Não é necessário uma grande delonga acerca da biografia de Tolkien, mas algumas partes de sua vida são fundantes e repercutem diretamente em sua obra. A vida quase campestre que ele teve em Sarehole foi fundamental para que ele se inspirasse em suas paisagens, principalmente na formatação do que seria ‘O Condado’. Tolkien também participou de diversos grupos, ou sociedades se o termo parecer-lhes mais apropriado, que discutiam literatura em pubs, como o famoso The Eagle and The Child. Lá ele conviveu com um de seus grandes amigos, C.S. Lewis, autor de As Crônicas de Nárnias. Apesar de suas divergências, principalmente religiosas e até mesmo literárias, suas discussões acabaram formatando diversos aspectos da semântica de ambos, como o gosto por figuras fantasiosas relativamente maquiavélicas (muito mais em Lewis do que em Tolkien) e pela transposição de um mundo imaginário embasado em estruturas reais.

Arrisco opinar que a literatura de Tolkien traz à tona outras obras que raramente associam-se com a dele. Creio dizer que até mesmo o grande gênio da fantasia Guy de Maupassant e o mestre do terror H.P. Lovecraft influenciaram na obra de Tolkien, não em sua essência, mas em pequenos elementos de composição, como o suspense e algumas criaturas dantescas. Obviamente Tolkien trazia muito da mitologia, e é quase desnecessário ressaltar que o nórdico é o basalto da obra, sendo que a mitologia aparece em graus variados em seus livros: ela é mais crua em O Silmarillion e Contos Inacabados, e mais dissolvida nos escritos mais infanto-juvenis, como Roverandom, O Hobbit e O Senhor dos Anéis.

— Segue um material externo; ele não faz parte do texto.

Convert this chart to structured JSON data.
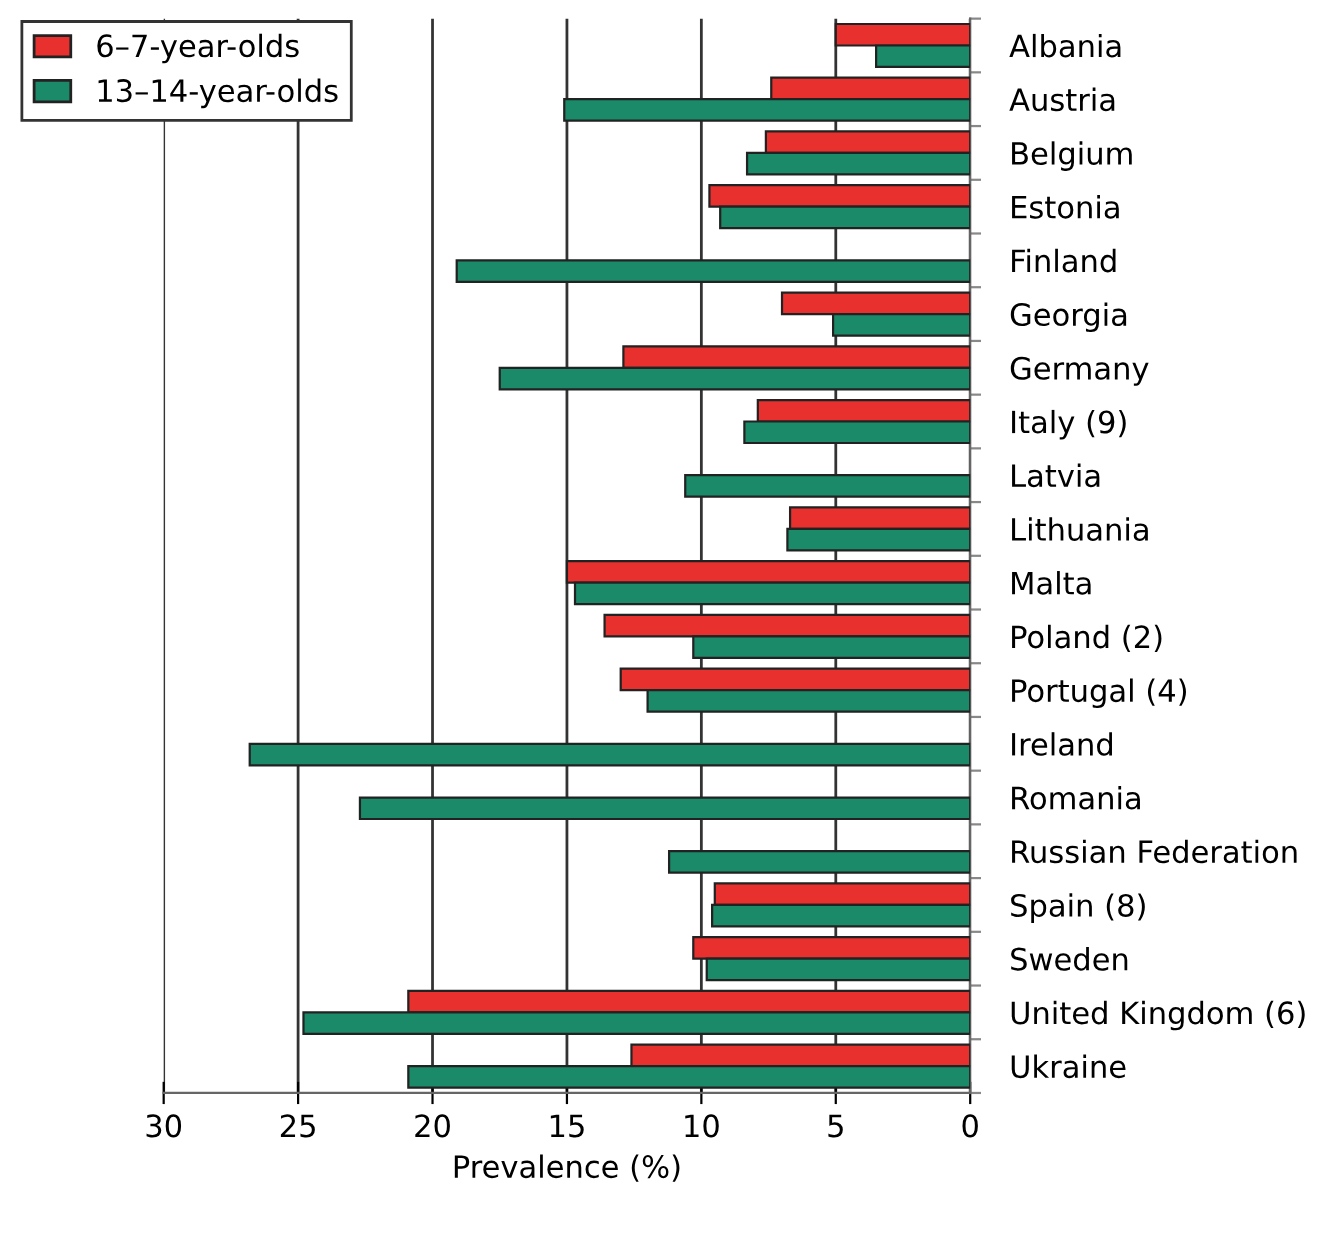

A linguagem própria criada por Tolkien é maestral, extremamente bem elaborada apesar de não apresentar a complexidade sintáxica de uma língua clássica, pelo óbvio motivo das línguas serem processos culturais complexos e não apenas criação artística. Há diversos centros no mundo inteiro que ensinam fãs da obra de Tolkien a escrever, ler e até mesmo falar os seus idiomas. Além do mais, rezam as lendas (pois falar de Tolkien não pode ser algo aquém de mítico) que o inglês sabia cerca de 15 idiomas, boa parte nascidos as margens do Mar do Norte, de onde ele extraiu a base de suas histórias.

Enfim, deixo aqui não uma apreciação crítica delongada (nem creio que possa transcender a minha opinião de leitor e de fã), mas uma lembrança e o convite para uma discussão acerca da obra deste que é um dos maiores escritores de todos os tempos, independente da data que for.